Interestingly, I found myself pondering non-fiction writing for the first time in quite a while. It came when I was considering the terrifying fact that another year has passed. Since my birthday is at the very beginning of a new year, I have the opportunity to ponder both another new calender year and another year of my life. I’m not sure what the connection is between my recent musings and the life questioning that begins in the week of the new year. However, there is one somewhere. It’s just buried.

I draw inspiration from the strangest places. One thing that hit me was actually from Cartoon Network’s “Lego Ninjago.” The majority of it is cliche, but I watch it with my little siblings despite its shortcomings. At one point, the characters are searching for their “full potential” (which is never really explained, I must add).

When the ninja called Zane discovers that he is a robot, he is numb with shock and refuses to leave with his friends. Examining his blueprints, he reactivates his memory and remembers his father for the first time. This knowledge soothes him, and he runs out to join his friends, only to find them under attack.

When the battle goes in favor of their enemy, Zane begins to float and then faces his enemy. “Nothing can hold me back now!” he shouts. “I know who I am!”

Freeze for a moment. Have you ever felt like that?

In this culture, people, especially young people, are pressured to be the same as those around them and yet celebrate differences, the unique design of every person. You can be anything you want to be. The only rule is that no rules should be put on who you are.

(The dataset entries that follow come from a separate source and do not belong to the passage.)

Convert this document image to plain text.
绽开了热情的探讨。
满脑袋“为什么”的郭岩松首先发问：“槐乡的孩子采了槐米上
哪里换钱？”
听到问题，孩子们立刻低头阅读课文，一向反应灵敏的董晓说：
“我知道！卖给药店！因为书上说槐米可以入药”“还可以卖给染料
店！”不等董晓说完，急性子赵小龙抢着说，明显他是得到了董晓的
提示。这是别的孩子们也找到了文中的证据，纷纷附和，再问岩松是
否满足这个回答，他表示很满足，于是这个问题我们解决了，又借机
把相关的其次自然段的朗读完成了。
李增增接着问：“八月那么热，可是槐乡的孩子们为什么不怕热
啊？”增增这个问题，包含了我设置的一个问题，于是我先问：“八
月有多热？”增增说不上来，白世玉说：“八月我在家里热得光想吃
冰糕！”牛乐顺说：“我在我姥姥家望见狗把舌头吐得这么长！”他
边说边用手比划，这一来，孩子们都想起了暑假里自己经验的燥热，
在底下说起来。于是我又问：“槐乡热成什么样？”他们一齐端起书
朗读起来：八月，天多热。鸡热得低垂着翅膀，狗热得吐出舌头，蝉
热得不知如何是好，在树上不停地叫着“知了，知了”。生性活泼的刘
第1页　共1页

We, as inhabitant of this culture, often try to find ways to define ourselves. Based on what you like, what you listen to, what you watch, what you eat and what you don’t, what you look like, what you read, what your passion is, what four letter sequence that supposedly describes your personality… The list is endless. I find it amusing as I struggle to find the perfect words to describe who I am. It makes me wonder if words are not powerful enough to classify personalities.

I am blonde. I am homeschooled. I am crazy. I am a fangirl. I’ve read this. I’ve seen that. I can’t dance. Etc.

The need to classify oneself is addicting, is it not?

And here’s the conclusion I reached.

“I have been crucified with Christ. It is no longer I who live, but Christ who lives in me. And the life I now live in the flesh I live by faith in the Son of God, who loved me and gave himself for me.”

In the end, I will stand before the judgement seat, and it will not matter if I am blonde, if I sing, or if I can’t dance. Everything that I have ever been or claimed to be will not be of consequence.

All that will matter is that my old self is dead, and my Jesus has rescued me.

“My life is hid with Christ on high, with Christ, my Savior and my God.”

That’s where my identity lies, and it is there that I will grow.